Analgesics and nonsteroidal anti-inflammatory drugs have well-known side effects that most commonly affect the gastric, hepatic, and renal systems. Arthroscopy can be complicated by nerve damage or, rarely, septic arthritis. On occasion, with arthrodesis, fusion can fail to occur [10]. An alteration in gait is common [11]. Arthroplasty complications include infection, thromboembolism, bone collapse, and implant migration.

References

[1] Richardson EG. Arthrodesis of ankle, knee and hip. In: Canale ST, ed. Campbell’s operative orthopaedics. 9th ed St. Louis: Mosby; 1988:165–182.

[2] Thordarson DB. Ankle and hindfoot arthritis: fusion techniques. In: Craig EV, ed. Clinical orthopaedics. Philadelphia: Lippincott Williams & Wilkins; 1999:883–890.

[3] Mann RA, Van Manen JW, Wapner K, Martin J. Ankle fusion. Clin Orthop. 1991;268:49–55.

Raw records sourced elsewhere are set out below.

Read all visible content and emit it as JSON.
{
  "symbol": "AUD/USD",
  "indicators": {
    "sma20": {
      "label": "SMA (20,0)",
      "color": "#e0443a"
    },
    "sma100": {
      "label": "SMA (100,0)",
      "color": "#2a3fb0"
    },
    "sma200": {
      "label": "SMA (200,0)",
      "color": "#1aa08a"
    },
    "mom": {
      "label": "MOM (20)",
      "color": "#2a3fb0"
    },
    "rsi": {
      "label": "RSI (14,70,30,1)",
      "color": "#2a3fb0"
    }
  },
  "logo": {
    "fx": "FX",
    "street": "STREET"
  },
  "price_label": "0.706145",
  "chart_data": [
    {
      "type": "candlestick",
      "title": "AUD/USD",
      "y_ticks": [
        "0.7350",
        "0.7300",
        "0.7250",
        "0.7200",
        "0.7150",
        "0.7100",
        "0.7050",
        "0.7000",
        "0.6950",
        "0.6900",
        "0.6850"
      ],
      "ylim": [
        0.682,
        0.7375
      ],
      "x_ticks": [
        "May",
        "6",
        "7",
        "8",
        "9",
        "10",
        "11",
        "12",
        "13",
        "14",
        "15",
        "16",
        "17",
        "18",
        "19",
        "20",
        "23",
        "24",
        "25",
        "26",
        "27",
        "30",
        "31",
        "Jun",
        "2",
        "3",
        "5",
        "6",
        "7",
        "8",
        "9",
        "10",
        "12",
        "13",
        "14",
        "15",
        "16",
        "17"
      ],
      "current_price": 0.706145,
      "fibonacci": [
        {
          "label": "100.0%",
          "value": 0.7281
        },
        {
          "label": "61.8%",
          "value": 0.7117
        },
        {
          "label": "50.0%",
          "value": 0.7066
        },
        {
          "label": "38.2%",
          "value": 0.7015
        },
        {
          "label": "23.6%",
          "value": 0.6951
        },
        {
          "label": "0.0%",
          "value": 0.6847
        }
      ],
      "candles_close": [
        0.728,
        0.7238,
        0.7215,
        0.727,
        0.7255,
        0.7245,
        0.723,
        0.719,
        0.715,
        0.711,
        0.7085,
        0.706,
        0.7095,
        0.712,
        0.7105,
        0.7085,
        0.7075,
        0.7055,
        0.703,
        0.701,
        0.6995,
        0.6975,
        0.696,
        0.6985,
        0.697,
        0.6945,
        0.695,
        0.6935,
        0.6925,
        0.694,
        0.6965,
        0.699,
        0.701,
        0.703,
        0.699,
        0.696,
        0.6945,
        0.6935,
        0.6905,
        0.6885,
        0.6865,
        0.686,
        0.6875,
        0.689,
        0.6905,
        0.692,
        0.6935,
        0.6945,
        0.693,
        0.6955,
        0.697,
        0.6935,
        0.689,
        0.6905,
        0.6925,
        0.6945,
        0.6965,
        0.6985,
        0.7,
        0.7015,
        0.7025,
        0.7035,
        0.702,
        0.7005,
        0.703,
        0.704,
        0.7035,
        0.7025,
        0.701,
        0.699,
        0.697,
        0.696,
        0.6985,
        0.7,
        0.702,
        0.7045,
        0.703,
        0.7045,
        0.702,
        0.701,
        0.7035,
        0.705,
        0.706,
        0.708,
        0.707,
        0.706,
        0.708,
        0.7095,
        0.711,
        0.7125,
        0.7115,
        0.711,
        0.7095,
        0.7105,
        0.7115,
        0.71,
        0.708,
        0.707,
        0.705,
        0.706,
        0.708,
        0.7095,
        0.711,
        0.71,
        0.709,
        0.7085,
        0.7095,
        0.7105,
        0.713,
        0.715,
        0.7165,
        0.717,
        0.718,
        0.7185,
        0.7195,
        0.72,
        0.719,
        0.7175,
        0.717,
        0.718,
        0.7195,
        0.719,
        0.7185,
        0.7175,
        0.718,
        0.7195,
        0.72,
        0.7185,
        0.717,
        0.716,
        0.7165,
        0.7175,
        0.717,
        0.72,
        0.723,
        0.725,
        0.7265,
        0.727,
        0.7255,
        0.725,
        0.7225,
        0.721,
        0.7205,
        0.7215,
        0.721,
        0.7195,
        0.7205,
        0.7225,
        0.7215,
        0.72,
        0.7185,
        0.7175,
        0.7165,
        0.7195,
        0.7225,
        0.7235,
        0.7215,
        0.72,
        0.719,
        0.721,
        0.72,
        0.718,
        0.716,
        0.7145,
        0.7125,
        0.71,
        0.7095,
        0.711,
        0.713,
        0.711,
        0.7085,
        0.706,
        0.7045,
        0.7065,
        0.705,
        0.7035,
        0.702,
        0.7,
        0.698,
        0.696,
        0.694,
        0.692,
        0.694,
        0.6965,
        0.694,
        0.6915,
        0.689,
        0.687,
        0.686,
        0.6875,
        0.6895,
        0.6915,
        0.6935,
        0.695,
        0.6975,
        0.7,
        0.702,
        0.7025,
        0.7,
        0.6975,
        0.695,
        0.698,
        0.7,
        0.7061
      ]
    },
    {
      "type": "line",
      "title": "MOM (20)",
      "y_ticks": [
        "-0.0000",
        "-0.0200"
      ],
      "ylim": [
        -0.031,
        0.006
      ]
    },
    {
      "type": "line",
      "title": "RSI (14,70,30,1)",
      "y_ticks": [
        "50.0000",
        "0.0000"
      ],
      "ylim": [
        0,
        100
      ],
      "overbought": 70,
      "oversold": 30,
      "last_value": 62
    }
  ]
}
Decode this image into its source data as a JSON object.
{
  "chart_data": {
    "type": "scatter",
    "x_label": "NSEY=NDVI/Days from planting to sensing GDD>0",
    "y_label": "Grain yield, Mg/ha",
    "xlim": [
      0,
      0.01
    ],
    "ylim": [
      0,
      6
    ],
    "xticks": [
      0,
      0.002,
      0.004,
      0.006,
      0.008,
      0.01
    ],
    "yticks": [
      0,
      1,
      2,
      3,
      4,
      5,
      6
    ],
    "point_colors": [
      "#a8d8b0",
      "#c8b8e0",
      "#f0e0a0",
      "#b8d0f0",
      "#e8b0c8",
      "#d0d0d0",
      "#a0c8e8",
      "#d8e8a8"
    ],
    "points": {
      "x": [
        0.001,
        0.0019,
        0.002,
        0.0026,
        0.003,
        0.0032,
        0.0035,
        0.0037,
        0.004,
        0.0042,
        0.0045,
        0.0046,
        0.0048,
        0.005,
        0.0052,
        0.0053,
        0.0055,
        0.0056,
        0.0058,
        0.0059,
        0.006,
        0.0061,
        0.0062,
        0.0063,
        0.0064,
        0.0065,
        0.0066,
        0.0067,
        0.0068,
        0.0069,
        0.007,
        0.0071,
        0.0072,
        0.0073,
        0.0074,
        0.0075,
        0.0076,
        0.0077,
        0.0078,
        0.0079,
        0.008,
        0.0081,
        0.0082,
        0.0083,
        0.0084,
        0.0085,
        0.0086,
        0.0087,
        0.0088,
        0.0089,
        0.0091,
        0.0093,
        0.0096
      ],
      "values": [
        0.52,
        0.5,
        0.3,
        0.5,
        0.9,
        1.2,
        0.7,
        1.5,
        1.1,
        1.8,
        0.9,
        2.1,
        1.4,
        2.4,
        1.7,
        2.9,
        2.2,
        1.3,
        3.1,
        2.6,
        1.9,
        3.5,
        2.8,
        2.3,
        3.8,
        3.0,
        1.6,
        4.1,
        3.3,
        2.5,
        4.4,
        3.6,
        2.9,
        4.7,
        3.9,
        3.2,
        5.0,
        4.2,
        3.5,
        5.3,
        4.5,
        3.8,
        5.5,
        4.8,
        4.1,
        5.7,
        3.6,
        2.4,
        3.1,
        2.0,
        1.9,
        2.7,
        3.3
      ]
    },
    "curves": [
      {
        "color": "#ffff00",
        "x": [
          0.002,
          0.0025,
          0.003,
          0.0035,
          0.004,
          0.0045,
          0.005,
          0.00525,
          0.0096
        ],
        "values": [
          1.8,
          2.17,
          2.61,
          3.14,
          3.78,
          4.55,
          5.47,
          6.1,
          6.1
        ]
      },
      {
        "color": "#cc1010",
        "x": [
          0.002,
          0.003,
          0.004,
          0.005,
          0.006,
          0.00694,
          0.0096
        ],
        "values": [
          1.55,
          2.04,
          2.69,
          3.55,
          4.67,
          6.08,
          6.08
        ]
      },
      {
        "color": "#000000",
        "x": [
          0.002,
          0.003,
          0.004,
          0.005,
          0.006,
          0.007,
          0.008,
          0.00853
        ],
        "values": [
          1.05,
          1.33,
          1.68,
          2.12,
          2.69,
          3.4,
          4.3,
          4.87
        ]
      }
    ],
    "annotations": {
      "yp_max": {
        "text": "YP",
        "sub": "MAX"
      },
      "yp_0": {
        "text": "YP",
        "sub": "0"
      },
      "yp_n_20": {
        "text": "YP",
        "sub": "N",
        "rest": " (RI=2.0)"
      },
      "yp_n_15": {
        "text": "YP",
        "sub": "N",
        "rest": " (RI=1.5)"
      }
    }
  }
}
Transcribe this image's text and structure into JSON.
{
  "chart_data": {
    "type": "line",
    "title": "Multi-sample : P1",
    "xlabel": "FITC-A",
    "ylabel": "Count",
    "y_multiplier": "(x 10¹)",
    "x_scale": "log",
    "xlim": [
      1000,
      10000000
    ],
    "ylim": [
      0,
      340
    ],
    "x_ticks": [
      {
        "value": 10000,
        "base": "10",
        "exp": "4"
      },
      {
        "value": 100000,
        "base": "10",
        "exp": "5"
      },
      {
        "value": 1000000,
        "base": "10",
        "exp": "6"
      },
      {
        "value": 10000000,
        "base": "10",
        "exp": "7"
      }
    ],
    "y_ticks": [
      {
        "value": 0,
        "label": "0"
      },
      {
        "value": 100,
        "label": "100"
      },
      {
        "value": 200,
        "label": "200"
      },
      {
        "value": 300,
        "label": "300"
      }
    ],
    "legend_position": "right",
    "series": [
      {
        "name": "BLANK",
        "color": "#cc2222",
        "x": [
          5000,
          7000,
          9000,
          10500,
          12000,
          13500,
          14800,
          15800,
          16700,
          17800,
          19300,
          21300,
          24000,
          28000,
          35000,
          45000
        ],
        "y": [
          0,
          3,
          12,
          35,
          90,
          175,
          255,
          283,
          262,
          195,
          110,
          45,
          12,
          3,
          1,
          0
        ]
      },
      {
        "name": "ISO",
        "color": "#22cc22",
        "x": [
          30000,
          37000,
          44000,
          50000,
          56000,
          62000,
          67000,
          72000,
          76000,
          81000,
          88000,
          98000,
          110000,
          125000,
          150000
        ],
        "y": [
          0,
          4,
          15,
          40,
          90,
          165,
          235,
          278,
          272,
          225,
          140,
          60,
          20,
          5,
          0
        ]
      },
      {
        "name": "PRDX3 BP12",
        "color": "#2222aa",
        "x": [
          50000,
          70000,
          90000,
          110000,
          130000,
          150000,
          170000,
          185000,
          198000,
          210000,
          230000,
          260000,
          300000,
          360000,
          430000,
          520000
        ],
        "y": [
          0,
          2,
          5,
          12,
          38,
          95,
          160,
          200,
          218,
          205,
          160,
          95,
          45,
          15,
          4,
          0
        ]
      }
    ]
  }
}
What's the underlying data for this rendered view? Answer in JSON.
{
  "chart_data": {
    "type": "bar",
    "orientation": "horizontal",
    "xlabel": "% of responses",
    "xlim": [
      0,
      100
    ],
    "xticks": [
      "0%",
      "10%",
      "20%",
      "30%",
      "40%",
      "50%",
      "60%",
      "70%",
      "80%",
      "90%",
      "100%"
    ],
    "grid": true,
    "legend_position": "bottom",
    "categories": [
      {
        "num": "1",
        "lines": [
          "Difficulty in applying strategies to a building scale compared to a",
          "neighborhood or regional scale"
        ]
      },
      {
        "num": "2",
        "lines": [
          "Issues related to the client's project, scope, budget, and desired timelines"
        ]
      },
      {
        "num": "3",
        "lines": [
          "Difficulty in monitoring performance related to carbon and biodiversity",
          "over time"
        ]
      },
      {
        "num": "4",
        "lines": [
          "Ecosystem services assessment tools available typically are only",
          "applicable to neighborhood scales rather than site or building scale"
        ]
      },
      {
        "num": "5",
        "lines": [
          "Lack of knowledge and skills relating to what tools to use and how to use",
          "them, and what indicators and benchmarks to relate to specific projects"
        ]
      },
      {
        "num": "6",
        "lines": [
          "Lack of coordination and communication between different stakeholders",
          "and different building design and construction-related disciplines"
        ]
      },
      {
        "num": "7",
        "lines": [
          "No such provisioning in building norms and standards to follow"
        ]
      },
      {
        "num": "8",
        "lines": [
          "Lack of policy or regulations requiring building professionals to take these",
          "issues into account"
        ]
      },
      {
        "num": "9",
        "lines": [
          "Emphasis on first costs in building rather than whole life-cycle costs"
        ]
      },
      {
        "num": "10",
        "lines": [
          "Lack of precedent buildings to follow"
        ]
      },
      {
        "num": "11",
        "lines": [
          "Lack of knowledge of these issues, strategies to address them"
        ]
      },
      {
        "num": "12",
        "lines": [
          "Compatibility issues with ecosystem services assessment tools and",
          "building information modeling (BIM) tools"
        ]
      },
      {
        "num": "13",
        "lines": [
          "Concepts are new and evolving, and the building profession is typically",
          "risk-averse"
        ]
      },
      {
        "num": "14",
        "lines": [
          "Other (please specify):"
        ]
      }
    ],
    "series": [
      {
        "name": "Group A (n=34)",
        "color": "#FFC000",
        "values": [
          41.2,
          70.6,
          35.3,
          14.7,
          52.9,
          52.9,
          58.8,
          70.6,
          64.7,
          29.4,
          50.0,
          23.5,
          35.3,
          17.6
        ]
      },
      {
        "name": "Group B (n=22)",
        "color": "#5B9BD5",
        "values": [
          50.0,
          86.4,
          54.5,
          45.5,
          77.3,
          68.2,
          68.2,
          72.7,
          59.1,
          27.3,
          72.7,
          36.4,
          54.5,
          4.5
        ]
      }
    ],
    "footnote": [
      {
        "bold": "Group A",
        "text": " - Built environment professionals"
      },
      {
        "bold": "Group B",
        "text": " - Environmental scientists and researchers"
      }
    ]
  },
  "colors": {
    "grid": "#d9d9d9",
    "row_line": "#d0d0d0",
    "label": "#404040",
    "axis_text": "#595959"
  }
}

[4] Morgan CD, Henke JA, Bailey RW, Kaufer H. Long-term results of tibiotalar arthrodesis. J Bone Joint Surg Am. 1985;67:546–550.

[5] Kile TA. Ankle arthrodesis. In: Morrey B, ed. Reconstructive surgery of the joints. 2nd ed New York: Churchill Livingstone; 1996:1771–1787.

[6] Kile TA, Donnelly RE, Gehrke JC, et al. Tibiotalocalcaneal arthrodesis with an intramedullary device. Foot Ankle. 1994;15:669–673.

[7] McGuire MR, Kyle RF, Gustilo RB, Premer RF. Comparative analysis of ankle arthroplasty versus ankle arthrodesis. Clin Orthop Relat Res. 1988;226:174–181.

[8] Haddad SL, Coetzee JC, Estok R, et al. Intermediate and long-term outcomes of total ankle arthroplasty and ankle arthrodesis: a systematic review of the literature. J Bone Joint Surg Am. 2007;89:1899–1905.

[9] Cracchiolo III A, DeOrio JK. Design features of current total ankle replacements: implants and instrumentation. J Am Acad Orthop Surg. 2008;16:530–540.

[10] Smith RW. Ankle arthrodesis. In: Thompson RC, Johnson KA, eds. Master techniques in orthopaedic surgery. The foot and ankle. Philadelphia: Raven Press; 1994:467–482.

[11] Mazur JM, Schwartz E, Simon SR. Ankle arthrodesis: long-term follow-up with gait analysis. J Bone Joint Surg Am. 1979;61:964–975.